Pedro, acho óptimo que se discuta tudo. Sem problemas. Agora, por exemplo, eu posso achar um pouco redutor chamar, por exemplo, à Inquisição ou às Cruzadas de pseudofacto... E acho muito bem que se conteste com Saramago. Agora, ele está a falar da Bíblia e da religião católica, certo? Então, contestemos por aí. No dia em que ele estiver a falar que o comunismo é a melhor coisa que já existiu sobre a terra ou que o Stalin era um herói, também o poderemos contestar. E neste caso eu não duvido de que lado estarei, meu caro! Crimes contra a Humanidade cometidos em nome de um Deus ou de uma ideologia, para mim dá no mesmo.

zedeportugal disse...

Zé de Portugal, quer coisa pior do que justificar um mal com o outro?

João Branco: onde é que você leu no meu comentário que eu estava a tentar justificar um mal com outro mal?
Precavendo que pudesse ser tentado a fazer isso, eu pedi-lhe "uma resposta honesta" (ou uma argumentação honesta, que vai dar no mesmo) à pergunta: "Qual é o deus em nome do qual se fez este massacre?". Quando refiro "este massacre" podia referir-me a todos os que constam da dos registos históricos que linquei e muitos outros... infelizmente.

Só já no final do seu comentário/resposta afirma:
Em relação à sua última pergunta, bem, sempre pensei que Ele estaria lá em cima, no alto da sua infinita sabedoria, precisamente para impedir que acontecimentos horrendos como esse acontecessem no mundo dos homens. Mas pelos vistos enganei-me!

Enganou-se mesmo, certamente por estar pouco informado sobre o questão que quer aqui discutir. Se conhecesse a descrição da antropogénese segundo a Bíblia, saberia que Deus para nos criar verdadeiramente à Sua imagem e semelhança concedeu-nos o mais extraordinário dos poderes: o livre arbítrio. Quer isto dizer que o Homem ficou com o poder de escolher entre o mal e o bem, entre o certo e o errado, entre o construtivo e o destrutivo. Infelizmente, quase sempre escolhe o mal, o errado e o destrutivo. Deus não se contradiz: deu-nos a livre escolha, está dada. É pena aquilo que sempre fizemos e continuamos a fazer com ela.

Anónimo disse...

Eu continua a dizer que Saramago quer é que falemos dele e pelos vistos está a conseguir não é ? Ele disse asneiras (Bíblia é manual de maus costumes) e lugares-comuns (que as religiões provocam guerras). Portanto nada de especial nas afirmações, misturada com ataques á bíblia feito de forma pretensiosa. Aliás ele próprio utiliza o seu espaço para instigar e alimentar a guerra religiosa dizendo que a afirmação sobre a bíbia não iria ter grande impacto entre os católicos pois estes não lêm a bíblia ao contrário de outras religiões.

Unknown disse...

Ou seja, Deus lavou as suas mãos muito bem lavadas. Mas isso eu já sabia, meu caro!
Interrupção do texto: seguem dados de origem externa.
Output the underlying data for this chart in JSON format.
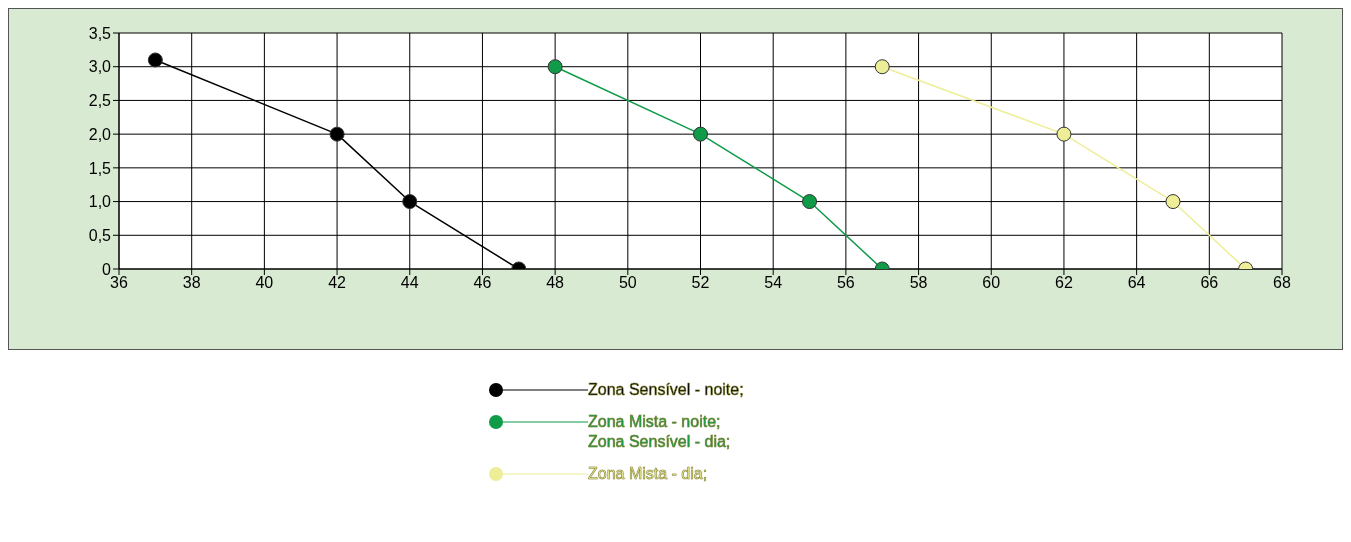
{
  "chart_data": {
    "type": "line",
    "series": [
      {
        "name": "Zona Sensível - noite;",
        "color": "#000000",
        "x": [
          37,
          42,
          44,
          47
        ],
        "values": [
          3.1,
          2.0,
          1.0,
          0
        ]
      },
      {
        "name": "Zona Mista - noite;\nZona Sensível - dia;",
        "color": "#0f9b48",
        "x": [
          48,
          52,
          55,
          57
        ],
        "values": [
          3.0,
          2.0,
          1.0,
          0
        ]
      },
      {
        "name": "Zona Mista - dia;",
        "color": "#eeee99",
        "x": [
          57,
          62,
          65,
          67
        ],
        "values": [
          3.0,
          2.0,
          1.0,
          0
        ]
      }
    ],
    "xlim": [
      36,
      68
    ],
    "xticks": [
      36,
      38,
      40,
      42,
      44,
      46,
      48,
      50,
      52,
      54,
      56,
      58,
      60,
      62,
      64,
      66,
      68
    ],
    "ylim": [
      0,
      3.5
    ],
    "yticks": [
      0,
      {
        "value": 0.5,
        "label": "0,5"
      },
      {
        "value": 1,
        "label": "1,0"
      },
      {
        "value": 1.5,
        "label": "1,5"
      },
      {
        "value": 2,
        "label": "2,0"
      },
      {
        "value": 2.5,
        "label": "2,5"
      },
      {
        "value": 3,
        "label": "3,0"
      },
      {
        "value": 3.5,
        "label": "3,5"
      }
    ],
    "grid": true,
    "legend": "bottom",
    "marker": "circle",
    "line_style": "solid"
  }
}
P.S. Aqui não há ninguém que queria ser mais "honesto" do que ninguém... Apenas para que conste.

Virgilio Brandao disse...

O José Saramago é, nesta matéria, um inculto; triste e franciscanamente inculto.
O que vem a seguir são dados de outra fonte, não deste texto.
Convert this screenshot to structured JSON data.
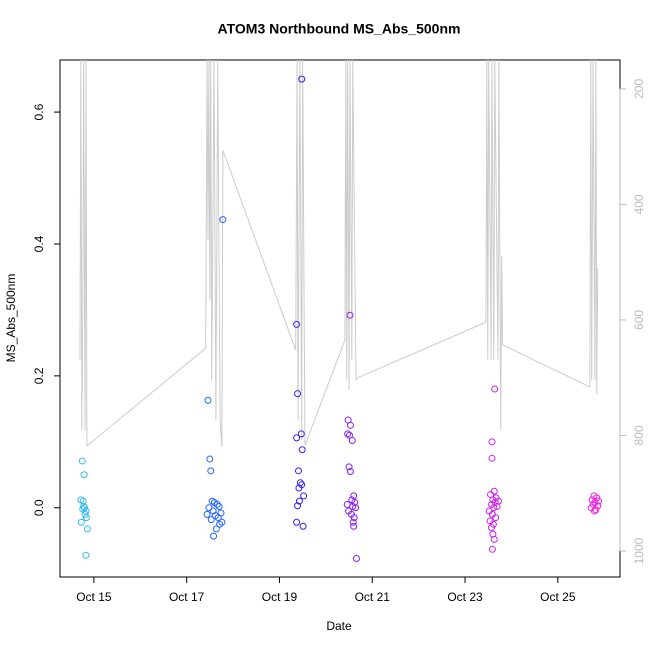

O pior, é a dose de soberba que acrescenta à sua falta de cultura religiosa, e não só.

Abraço fraterno

o mundo visto daqui disse...

Sem dúvida um golpe publicitário; só que de tão repetido desde "O Evangelho segundo Jesus Cristo" que já não resulta, ou não seja a publicidade também uma aposta no insólito. Um sorriso e nada mais é a reacção de muitos ao Saramago repetido de mais um livro.
Que pena o Memorial do Convento não o ter convencido a ir por ali...

zedeportugal disse...

Ou seja, Deus lavou as suas mãos

Como sabe - ou, pelo menos já ouviu dizer - isso também não é verdade porque Deus tem uma tal misericórdia pela humanidade (ainda que humanidade nem sequer O respeite) que enviou o seu único filho, Jesus Cristo, e deixou que morresse para que pudesse continuar a amar-nos apesar das nossas iniquidades.
Talvez não entenda bem o que estou a tentar dizer-lhe quando afirmo que a maior dádiva de Deus foi o livre-arbítrio, ou talvez não perceba quando lhe digo que Deus ama a humanidade com um amor infinito. Por isso, apesar de não dispor de muito tempo, tentarei explicar-lhe com uma analogia que qualquer homem maduro (com filhos ou preparado para ser pai) pode compreender.
Um pai que ame verdadeiramente o seu filho não quererá passar a sua vida a fazer as escolhas do filho; ao contrário, educá-lo-á para que ele possa fazer a suas próprias escolhas, mesmo que o pai não concorde com elas.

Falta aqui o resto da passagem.